Par-delà la diversité des campagnes françaises et des configurations locales, les multiples dynamiques en œuvre dans les aires rurales ont fini par inverser les flux de population. Après plus d’un siècle d’exode rural, le solde migratoire dans les campagnes est devenu positif à la fin des années soixante-dix. C’est là, sans doute, un motif de satisfaction pour qui redoutait, il y a quelques décennies encore, une tendance irrésistible à la désertification d’une portion majeure de notre territoire.

Mais aujourd’hui la crise et son cortège de fermetures d’entreprises – des PME, des PMI, des exploitations agricoles... – posent la question cruciale de la résilience des économies rurales. Sur le terrain, interrogations et difficultés tendent à se multiplier, avec l’apparition de nouvelles fractures sociales et générationnelles, même si, vous le savez tous, les réalités sont toujours très contrastées d’un territoire à l’autre.

Le contexte général apparaît plus mouvant et incertain que jamais. À y regarder de près, les opportunités sont bien plus rares que les menaces au nombre desquelles je citerai notamment l’ajustement, voire la diminution, accéléré des finances publiques, l’étiolement du premier pilier de la PAC, le renforcement des contraintes énergétiques, la périurbanisation rampante, les besoins croissants de mobilité, les exigences environnementales accrues, l’éloignement des pôles de décision.

Devant pareil inventaire, il convient de ne pas céder au découragement, ni davantage à une quelconque rêverie d’inspiration technicienne. Il faut, avec lucidité, identifier les leviers structurels qui conditionneront l’essor économique, social et culturel des campagnes. Que faire pour leur donner les moyens de s’inscrire, au cours des trois prochaines décennies, dans un scénario, que vous souhaitez tous, me semble-t-il, de développement optimal ?

La capacité de projection, l’imagination et la créativité des acteurs territoriaux, dont nous sommes témoins, seront fondamentales pour saisir de nouvelles opportunités et identifier de nouveaux leviers de développement pour les territoires ruraux.

Comprenons bien, chers collègues, que les campagnes, dans leur diversité, sont non pas une charge, mais une chance pour la France !

Voyez ces vastes espaces, cette nature fragile mais généreuse, la variété de ces paysages et de ces cultures ! Voyez encore ces hommes bien décidés à innover et à se battre pour faire vivre leurs territoires en y exerçant les activités les plus variées, traditionnelles ou d’avant-garde !

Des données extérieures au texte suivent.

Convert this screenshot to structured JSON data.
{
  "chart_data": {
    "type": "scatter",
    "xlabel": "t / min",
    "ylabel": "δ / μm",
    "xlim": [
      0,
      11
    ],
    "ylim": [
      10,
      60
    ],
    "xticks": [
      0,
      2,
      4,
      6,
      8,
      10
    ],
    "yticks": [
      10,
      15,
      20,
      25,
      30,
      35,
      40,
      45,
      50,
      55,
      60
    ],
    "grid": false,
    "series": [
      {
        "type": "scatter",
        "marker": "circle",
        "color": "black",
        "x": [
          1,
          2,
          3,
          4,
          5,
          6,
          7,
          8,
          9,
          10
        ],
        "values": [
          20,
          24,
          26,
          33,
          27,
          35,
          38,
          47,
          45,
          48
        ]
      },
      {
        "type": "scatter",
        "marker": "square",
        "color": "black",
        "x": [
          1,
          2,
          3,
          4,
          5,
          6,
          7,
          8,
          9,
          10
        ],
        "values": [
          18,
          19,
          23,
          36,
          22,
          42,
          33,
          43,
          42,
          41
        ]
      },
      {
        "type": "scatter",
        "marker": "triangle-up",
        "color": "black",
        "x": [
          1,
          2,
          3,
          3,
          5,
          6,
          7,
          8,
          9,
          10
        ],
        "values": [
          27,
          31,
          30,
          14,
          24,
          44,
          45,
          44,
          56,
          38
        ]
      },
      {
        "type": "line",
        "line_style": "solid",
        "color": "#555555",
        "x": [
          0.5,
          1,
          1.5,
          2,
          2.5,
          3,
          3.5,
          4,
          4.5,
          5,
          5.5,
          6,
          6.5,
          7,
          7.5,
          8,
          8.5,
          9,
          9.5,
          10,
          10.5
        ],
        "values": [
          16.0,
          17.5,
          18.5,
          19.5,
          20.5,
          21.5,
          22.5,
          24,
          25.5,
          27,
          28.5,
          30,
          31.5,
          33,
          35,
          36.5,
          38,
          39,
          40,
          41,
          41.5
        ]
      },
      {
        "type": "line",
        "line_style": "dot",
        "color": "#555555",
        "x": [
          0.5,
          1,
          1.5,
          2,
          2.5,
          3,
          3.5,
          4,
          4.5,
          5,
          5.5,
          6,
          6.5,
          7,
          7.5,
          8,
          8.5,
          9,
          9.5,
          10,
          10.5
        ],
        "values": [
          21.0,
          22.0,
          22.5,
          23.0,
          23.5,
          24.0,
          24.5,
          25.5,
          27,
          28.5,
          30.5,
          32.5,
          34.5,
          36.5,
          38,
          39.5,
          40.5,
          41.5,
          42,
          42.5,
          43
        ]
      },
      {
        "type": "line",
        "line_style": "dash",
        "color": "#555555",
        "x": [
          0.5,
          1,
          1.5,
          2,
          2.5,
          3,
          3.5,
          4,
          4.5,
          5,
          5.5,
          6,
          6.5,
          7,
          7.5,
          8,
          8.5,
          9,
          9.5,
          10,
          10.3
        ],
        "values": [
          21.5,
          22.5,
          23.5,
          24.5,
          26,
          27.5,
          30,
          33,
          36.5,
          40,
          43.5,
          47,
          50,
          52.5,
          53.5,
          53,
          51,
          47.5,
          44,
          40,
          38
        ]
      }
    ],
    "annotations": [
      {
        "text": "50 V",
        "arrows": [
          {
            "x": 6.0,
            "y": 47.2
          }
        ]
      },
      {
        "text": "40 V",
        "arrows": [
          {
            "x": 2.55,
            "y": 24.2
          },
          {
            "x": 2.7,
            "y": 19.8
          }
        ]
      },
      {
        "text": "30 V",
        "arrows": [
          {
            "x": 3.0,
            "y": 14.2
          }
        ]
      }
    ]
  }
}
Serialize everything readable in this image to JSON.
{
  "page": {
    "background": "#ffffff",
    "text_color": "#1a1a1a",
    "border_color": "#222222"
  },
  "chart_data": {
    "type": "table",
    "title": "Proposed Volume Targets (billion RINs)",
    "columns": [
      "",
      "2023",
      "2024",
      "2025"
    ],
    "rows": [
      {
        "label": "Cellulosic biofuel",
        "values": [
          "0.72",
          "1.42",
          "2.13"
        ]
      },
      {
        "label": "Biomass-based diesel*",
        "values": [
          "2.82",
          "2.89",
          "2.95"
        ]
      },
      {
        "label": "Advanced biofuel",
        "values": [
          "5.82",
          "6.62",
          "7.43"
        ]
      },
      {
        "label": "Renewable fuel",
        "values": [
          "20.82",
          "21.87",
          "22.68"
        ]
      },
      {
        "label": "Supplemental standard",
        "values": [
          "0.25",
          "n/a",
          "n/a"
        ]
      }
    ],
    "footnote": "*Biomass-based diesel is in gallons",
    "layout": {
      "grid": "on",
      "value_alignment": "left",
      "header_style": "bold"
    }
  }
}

Notre potentiel de croissance est en gestation dans le creuset de nos campagnes. Protégeons ce laboratoire où s’invente la modernité de demain ! Mais ces territoires ne peuvent plus être pensés indépendamment des villes avec lesquelles ils entretiennent un rapport de complémentarité et de dépendance réciproque.

J’évoquerai, en quelques mots, l’état des lieux.

En 2010, les surfaces agricoles, cultivées ou en herbe, représentent 51, 4 % de l’espace métropolitain. Les espaces naturels – sols boisés, landes, sols nus, zones humides et sous les eaux – en représentent 39, 6 % et les sols artificialisés – sols bâtis, sols revêtus ou stabilisés, les autres sols artificialisés – 8, 9 %.

Quelles sont les évolutions récentes ?

L’artificialisation des sols s’est accélérée entre 2003 et 2009, affectant, en sept ans, l’équivalent d’un département français moyen – 6 100 kilomètres carrés –, contre la même surface en dix ans entre 1992 et 2003.

Sur une période de cinq ans, de 2006 à 2010, la surface des sols artificialisés a progressé de 6, 8 % au détriment des terres agricoles, dont il est avéré que plus d’un tiers étaient de très bonne qualité agronomique. Bien sûr, cette artificialisation a principalement eu lieu à l’approche des zones urbaines.

La forêt a gagné de l’espace, non seulement sur les landes et les friches, mais encore, de façon marginale, sur les terres agricoles, avec une progression notable en montagne et dans les zones rurales profondes, où elle a parfois entraîné une « fermeture » du paysage.

Comme vous le savez, chers collègues, nous trouvons plusieurs diversités dans nos territoires ruraux : d’abord, les campagnes très agricoles dont les productivités sont bonnes, où les agriculteurs et les professions qui les entourent sont au-delà de 10 % de la population ; ensuite, les campagnes cadre de vie, plutôt résidentielles, où sont venus habiter les citadins, que l’on trouve plus particulièrement dans les zones de trente kilomètres autour des grandes agglomérations ; en outre, les campagnes mixtes caractérisées par les activités agricoles, industrielles et résidentielles, qui sont estimées à 10 500 communes avec 5, 5 millions d’habitants sur 140 000 kilomètres carrés ; enfin, malheureusement, les campagnes vieillies et à faible densité, qui représentent 5, 2 millions d’habitants sur 12 800 communes et 227 000 kilomètres carrés dans un environnement fortement rural, souvent difficile d’accès, sur lequel les grandes métropoles n’exercent que peu d’influence.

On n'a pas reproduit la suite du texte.